Using SQLAlchemy to Connect to Singdata Lakehouse

Introduction

SQLAlchemy is an SQL toolkit and Object-Relational Mapping (ORM) system for the Python programming language. It provides comprehensive and flexible SQL functionality for Python application development, making database operations more convenient. Singdata Lakehouse, as a high-performance data warehouse service, now supports SQLAlchemy, making it easier for users to perform data operations and analysis.

Installation

To use SQLAlchemy to connect to Singdata Lakehouse, you first need to install the clickzetta-sqlalchemy package in your Python environment. Use the following command to install (ensure the current environment does not have clickzetta-sqlalchemy and clickzetta-connector installed; uninstall them first if needed to avoid dependency conflicts):

pip uninstall -y clickzetta-sqlalchemy clickzetta-connector && pip install clickzetta-connector -U

Configure Connection Parameters

When using SQLAlchemy to connect to Singdata Lakehouse, you need to provide the correct connection parameters. The format of the connection parameters is as follows:

clickzetta://<user_login_name>:<password>@<instance_name>.<region_id>.api.singdata.com/<workspace_name>?schema=<target_schema>&virtualcluster=<your_vcluster_name>

The meanings of each parameter are as follows:

  • <user_login_name>: Your Singdata Lakehouse login username.
  • <password>: Your Singdata Lakehouse login password.
  • <instance_name>: Your Singdata Lakehouse instance name.
  • <region_id>: The cloud provider and region code for the service instance, e.g. cn-shanghai-alicloud.
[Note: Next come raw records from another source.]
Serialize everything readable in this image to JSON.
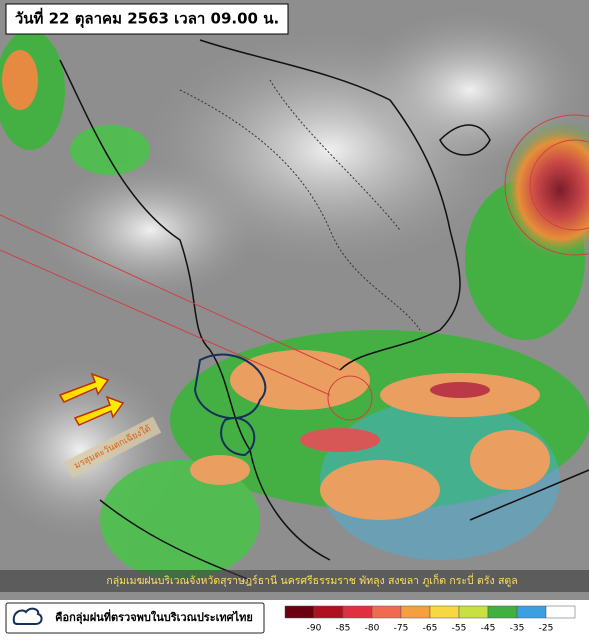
{
  "header": {
    "title": "วันที่ 22 ตุลาคม 2563 เวลา 09.00 น."
  },
  "annotation": {
    "label": "มรสุมตะวันตกเฉียงใต้"
  },
  "caption": "กลุ่มเมฆฝนบริเวณจังหวัดสุราษฎร์ธานี นครศรีธรรมราช พัทลุง สงขลา ภูเก็ต กระบี่ ตรัง สตูล",
  "legend": {
    "label": "คือกลุ่มฝนที่ตรวจพบในบริเวณประเทศไทย"
  },
  "colorbar": {
    "labels": [
      -90,
      -85,
      -80,
      -75,
      -65,
      -55,
      -45,
      -35,
      -25
    ]
  }
}
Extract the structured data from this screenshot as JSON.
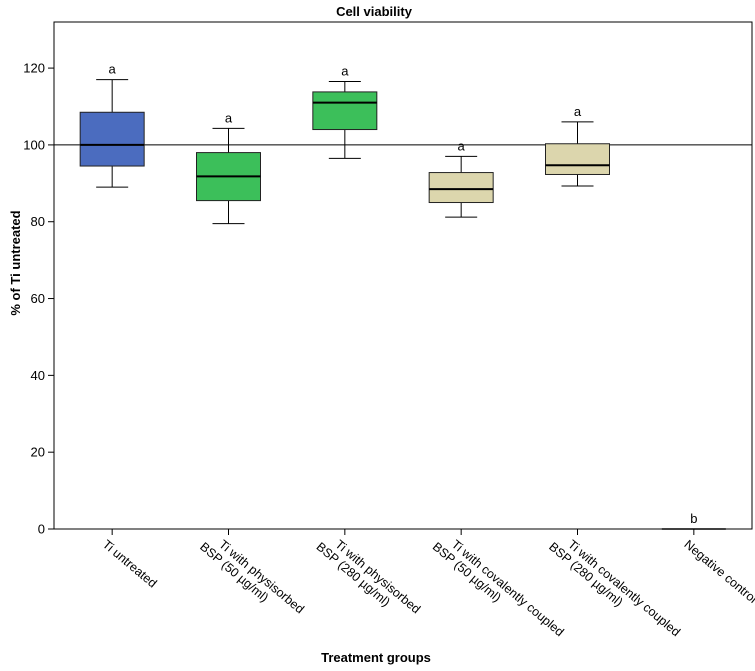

See Supported Cloud Platforms for all region IDs.
  • <workspace_name>: Your Singdata Lakehouse workspace name.
  • <target_schema>: The name of the target schema you wish to access.
  • <your_vcluster_name>: The name of your virtual cluster.

Connection Example:

clickzetta://Alice:xxxx@1a2b3c4d.cn-shanghai-alicloud.api.singdata.com/myworkspace?schema=public&virtualcluster=default_vc

Using Apache Superset to Connect to Singdata Lakehouse

In this section, we will introduce how to use Apache Superset to connect to Singdata Lakehouse for data queries and BI analysis.

Prerequisites

  • Ensure that the clickzetta-sqlalchemy package has been successfully installed.
  • Ensure that Apache Superset has been successfully installed and started.

Configure the Connection

  1. Open Apache Superset and go to the database list page.
  2. Click the "Add Database" button in the upper right corner and select "Other" database type.
  3. In the "SQLALCHEMY URI" field, fill in the Singdata Lakehouse connection parameters configured above.
  4. Click "Test Connection" to ensure the connection is successful.

Data Query and BI Analysis

Once the connection is successful, you can use Apache Superset for data queries and BI analysis. For example:

  1. Create a new dashboard and add chart components.
  2. In the chart configuration page, select the Singdata Lakehouse database connection that was just configured.
  3. Write SQL query statements, for example:

SELECT orders.order_id, orders.customer_id, orders.order_date, orders.total FROM orders WHERE orders.order_date BETWEEN '2022-01-01' AND '2022-12-31';

  1. Click "Execute Query" to view the query results.
  2. Adjust the chart style and configuration as needed to complete the BI analysis.

By following the above steps, you can easily use Apache Superset to connect to Singdata Lakehouse for data querying and BI analysis.